The rooms were leagues more refined and elegant than my villa in Greece and entirely different from the sort of luxury I was used to in England. Overstuffed pillows sheathed in silk covered low sofas, and the carpets were soft and spectacular, Anatolian, with designs of leaves and hyacinths twined together, their colors blending beneath an almost translucent sheen. Even pieces that at home would have been fashioned from simple wood were full of exquisite detail: every table inlaid with mother-of-pearl and ebony. An exotic retreat, full of delicious comforts. We collapsed, exhausted, and slept scandalously late the next morning.

“Mail at breakfast?” I asked, watching Meg hand Colin a stack of ivory envelopes as I dropped into a chair on our balcony. “It’s as if we’re still in England.”

“Far from it,” Colin said. I followed his gaze out to the water, where the sun danced across the Bosphorus. Scores of boats glided with breezy ease, showing no hint of the dangerous currents that had wreaked havoc on my stomach the previous day.
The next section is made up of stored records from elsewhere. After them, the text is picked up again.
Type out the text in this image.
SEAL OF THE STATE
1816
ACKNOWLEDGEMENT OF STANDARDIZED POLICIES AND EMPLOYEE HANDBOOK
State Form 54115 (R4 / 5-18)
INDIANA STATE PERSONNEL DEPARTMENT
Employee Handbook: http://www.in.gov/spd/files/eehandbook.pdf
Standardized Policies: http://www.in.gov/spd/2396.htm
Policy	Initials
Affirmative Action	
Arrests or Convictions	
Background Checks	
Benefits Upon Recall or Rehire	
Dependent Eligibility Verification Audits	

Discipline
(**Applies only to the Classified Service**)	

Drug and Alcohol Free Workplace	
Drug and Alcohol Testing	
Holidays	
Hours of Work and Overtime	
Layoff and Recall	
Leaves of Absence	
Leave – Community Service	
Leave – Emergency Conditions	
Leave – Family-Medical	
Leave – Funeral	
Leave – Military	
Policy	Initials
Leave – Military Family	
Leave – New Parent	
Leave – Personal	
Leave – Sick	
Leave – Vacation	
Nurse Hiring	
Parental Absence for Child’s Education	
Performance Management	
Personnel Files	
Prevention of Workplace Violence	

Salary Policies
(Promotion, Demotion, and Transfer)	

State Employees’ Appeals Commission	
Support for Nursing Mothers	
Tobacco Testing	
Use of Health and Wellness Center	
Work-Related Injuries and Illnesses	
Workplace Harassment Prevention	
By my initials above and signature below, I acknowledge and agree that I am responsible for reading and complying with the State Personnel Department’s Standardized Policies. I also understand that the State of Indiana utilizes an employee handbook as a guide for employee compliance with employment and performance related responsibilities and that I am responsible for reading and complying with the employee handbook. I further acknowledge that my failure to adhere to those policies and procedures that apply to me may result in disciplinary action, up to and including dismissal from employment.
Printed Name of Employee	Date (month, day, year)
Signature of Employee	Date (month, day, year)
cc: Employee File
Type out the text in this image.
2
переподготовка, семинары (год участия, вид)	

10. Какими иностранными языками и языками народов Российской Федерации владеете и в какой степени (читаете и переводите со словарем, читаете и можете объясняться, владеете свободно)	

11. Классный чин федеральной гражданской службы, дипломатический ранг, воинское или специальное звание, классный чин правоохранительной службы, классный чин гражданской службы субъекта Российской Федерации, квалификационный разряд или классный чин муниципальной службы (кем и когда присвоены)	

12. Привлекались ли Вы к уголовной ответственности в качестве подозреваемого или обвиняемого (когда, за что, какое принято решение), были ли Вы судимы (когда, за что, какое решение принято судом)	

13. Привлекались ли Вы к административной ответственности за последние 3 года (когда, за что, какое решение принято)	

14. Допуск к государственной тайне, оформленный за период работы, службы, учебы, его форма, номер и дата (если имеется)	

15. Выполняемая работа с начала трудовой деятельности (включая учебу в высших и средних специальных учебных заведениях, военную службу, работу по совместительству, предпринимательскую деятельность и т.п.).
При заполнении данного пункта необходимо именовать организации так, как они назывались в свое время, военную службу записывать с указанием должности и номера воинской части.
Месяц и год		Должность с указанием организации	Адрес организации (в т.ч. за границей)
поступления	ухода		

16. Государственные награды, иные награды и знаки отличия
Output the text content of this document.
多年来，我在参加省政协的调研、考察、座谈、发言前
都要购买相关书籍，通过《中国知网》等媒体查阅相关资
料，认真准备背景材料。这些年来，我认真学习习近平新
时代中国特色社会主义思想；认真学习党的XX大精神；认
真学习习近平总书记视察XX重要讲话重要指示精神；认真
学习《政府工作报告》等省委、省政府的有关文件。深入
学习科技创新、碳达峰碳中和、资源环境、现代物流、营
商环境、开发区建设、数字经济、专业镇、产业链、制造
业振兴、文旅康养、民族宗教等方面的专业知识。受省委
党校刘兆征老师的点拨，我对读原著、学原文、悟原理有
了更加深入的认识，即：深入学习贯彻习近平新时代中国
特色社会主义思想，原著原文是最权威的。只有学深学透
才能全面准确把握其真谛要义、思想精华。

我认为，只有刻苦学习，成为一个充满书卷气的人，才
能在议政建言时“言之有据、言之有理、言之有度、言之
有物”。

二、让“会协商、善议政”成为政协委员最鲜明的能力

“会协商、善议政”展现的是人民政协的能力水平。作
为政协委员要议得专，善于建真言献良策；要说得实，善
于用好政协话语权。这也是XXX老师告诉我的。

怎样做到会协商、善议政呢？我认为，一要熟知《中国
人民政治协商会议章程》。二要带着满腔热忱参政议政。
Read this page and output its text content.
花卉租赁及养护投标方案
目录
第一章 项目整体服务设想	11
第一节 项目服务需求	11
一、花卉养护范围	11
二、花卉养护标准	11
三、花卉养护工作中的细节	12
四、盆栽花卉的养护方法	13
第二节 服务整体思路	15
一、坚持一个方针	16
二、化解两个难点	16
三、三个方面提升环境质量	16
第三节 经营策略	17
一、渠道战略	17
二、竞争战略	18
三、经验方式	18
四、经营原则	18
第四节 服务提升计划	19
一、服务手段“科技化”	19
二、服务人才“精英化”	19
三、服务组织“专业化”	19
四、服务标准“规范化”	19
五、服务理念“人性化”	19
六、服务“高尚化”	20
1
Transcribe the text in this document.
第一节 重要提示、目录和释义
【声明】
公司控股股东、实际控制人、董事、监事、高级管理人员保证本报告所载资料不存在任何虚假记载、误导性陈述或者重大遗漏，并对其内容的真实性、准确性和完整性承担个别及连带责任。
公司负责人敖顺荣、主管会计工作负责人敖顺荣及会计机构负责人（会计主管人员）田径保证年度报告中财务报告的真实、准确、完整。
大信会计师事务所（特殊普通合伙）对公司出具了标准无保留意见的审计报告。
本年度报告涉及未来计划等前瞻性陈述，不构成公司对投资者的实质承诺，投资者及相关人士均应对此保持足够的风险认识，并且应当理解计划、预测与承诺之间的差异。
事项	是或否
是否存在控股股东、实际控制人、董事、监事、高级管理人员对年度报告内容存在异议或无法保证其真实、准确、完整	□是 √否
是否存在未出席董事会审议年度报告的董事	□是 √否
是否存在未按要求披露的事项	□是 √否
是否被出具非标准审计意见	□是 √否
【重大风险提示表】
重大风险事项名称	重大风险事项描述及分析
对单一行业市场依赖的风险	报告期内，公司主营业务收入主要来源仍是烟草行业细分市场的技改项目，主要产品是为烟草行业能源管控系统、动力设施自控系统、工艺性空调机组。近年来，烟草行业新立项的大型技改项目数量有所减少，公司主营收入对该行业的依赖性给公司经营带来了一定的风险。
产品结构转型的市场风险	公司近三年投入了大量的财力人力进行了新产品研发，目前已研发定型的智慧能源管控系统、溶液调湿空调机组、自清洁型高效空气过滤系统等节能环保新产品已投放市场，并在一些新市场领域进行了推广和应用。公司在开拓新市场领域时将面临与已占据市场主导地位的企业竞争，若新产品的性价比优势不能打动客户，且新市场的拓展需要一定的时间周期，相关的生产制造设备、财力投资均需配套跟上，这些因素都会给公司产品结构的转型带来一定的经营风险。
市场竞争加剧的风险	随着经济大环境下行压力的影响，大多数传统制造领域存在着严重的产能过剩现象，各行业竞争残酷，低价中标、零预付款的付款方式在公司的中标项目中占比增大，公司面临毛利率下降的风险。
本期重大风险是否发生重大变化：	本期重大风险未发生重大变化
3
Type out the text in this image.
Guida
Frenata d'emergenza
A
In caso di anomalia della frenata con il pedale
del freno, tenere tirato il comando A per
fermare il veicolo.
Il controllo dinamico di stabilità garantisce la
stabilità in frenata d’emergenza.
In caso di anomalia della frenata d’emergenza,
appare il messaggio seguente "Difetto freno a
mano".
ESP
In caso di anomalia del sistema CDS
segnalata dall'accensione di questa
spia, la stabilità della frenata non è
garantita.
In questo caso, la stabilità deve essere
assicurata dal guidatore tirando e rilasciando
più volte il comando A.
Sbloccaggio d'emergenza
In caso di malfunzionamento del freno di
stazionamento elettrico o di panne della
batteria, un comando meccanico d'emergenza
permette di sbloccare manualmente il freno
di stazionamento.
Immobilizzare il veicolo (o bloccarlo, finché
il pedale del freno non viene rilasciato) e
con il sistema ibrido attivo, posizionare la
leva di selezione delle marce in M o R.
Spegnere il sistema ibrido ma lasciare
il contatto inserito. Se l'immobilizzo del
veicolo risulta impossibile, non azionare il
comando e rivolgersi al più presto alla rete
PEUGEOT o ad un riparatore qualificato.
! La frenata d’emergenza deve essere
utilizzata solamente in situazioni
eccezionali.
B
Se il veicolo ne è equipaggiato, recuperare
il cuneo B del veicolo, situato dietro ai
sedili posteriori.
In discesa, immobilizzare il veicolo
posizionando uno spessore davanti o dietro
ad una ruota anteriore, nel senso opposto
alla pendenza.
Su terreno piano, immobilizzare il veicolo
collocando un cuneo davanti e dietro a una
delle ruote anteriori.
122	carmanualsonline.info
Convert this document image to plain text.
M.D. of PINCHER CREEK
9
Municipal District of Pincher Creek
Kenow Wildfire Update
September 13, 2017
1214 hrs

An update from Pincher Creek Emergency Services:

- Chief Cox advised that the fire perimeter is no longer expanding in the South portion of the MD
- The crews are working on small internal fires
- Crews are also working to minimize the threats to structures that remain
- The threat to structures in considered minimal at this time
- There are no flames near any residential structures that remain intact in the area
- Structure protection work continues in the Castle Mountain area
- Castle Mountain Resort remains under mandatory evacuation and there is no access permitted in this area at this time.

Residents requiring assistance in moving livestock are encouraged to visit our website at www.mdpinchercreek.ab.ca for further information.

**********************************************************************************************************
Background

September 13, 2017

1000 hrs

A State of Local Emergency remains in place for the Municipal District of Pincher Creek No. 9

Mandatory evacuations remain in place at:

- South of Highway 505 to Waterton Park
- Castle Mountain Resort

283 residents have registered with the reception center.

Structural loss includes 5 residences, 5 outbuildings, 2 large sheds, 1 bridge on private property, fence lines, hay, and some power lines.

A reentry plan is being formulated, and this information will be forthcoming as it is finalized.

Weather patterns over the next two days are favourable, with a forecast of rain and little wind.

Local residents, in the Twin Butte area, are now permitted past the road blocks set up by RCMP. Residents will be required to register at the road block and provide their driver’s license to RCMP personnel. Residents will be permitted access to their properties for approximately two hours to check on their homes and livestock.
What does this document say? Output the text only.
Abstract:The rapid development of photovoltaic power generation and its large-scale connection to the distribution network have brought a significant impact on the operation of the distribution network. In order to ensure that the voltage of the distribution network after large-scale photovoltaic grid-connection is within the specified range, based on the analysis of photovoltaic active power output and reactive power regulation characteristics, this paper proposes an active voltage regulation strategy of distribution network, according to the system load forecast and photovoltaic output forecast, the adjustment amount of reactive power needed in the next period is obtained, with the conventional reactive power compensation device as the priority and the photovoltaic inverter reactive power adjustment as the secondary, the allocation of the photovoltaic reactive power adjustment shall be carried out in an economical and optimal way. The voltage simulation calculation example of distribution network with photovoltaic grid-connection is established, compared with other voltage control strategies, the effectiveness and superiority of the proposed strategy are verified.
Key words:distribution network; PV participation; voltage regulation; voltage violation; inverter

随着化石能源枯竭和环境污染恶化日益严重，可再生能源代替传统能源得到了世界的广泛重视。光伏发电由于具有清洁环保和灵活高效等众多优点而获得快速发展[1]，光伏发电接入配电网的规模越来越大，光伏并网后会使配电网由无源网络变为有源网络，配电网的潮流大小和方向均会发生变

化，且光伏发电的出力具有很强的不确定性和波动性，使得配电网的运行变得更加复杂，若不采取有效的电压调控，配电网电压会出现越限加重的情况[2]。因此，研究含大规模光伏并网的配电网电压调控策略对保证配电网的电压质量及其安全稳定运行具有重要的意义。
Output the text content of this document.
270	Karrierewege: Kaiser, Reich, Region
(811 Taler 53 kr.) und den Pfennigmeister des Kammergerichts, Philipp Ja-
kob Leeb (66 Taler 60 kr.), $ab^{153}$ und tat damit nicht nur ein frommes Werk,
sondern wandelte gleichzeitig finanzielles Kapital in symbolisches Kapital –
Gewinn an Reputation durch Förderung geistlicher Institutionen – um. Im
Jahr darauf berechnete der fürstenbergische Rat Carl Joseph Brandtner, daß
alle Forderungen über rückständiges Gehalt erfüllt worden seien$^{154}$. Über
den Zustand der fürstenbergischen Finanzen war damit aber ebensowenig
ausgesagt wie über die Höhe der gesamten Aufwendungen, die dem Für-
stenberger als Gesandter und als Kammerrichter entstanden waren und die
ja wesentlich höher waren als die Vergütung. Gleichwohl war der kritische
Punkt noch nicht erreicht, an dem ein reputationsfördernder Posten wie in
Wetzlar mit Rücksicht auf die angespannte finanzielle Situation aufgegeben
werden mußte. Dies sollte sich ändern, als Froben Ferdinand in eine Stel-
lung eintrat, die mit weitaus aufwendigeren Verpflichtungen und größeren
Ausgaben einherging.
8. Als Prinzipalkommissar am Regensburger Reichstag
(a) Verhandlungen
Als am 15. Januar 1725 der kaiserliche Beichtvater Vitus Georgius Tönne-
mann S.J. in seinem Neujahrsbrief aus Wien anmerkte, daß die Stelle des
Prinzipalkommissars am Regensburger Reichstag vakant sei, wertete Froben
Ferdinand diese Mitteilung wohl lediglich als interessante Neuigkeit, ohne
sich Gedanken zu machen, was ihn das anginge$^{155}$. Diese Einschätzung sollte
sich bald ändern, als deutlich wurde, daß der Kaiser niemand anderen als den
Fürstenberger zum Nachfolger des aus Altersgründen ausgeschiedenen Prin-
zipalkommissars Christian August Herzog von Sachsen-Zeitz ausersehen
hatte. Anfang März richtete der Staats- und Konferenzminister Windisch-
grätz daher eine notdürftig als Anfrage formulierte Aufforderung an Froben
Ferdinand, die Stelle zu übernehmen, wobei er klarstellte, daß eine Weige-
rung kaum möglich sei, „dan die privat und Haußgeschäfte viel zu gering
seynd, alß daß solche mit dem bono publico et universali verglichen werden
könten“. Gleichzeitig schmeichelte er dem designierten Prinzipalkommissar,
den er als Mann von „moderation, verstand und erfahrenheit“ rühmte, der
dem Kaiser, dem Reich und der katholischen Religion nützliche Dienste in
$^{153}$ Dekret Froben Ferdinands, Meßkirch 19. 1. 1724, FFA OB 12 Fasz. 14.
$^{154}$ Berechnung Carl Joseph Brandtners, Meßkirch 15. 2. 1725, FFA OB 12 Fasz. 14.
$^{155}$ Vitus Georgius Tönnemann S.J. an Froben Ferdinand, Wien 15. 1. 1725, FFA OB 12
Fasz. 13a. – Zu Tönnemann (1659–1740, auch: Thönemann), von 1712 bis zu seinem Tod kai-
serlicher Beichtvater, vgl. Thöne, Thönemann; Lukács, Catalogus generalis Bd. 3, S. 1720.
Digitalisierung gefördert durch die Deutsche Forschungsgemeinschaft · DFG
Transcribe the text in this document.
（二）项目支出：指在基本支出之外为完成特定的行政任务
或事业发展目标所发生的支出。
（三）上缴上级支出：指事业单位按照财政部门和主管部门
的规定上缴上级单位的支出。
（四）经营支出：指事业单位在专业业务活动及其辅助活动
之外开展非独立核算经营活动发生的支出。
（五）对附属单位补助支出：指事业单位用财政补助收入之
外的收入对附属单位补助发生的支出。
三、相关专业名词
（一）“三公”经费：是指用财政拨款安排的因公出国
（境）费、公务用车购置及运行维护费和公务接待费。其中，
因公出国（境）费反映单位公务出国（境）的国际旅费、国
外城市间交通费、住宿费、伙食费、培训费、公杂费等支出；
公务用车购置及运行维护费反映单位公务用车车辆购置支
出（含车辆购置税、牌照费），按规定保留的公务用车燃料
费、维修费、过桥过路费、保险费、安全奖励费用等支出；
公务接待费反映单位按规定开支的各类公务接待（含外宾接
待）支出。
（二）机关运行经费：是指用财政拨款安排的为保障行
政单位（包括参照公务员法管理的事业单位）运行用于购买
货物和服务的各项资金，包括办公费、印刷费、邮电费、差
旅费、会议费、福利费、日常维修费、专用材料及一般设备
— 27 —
“Hmmm. I suppose you’re right.” As if the view were not enough to convince me, trays of decidedly un-English breakfast foods covered the table: thick yogurt drizzled with honey, pomegranate seeds, sliced fruits I did not recognize, sesame-seed-covered pastries filled with cheese and spinach. I cracked the shell of a hard-cooked egg and sprinkled salt over it. “What shall we do today?”

“Sir Richard has written to invite us to the palace this evening. Apparently the sultan is an opera fan. There’s to be a production of La Traviata at his private theater. A Western score, perhaps, but dare I hope the possibility of being one of only a handful of European ladies to meet His Eminence and seeing the interior of Yıldız Palace might be enough to entice you?”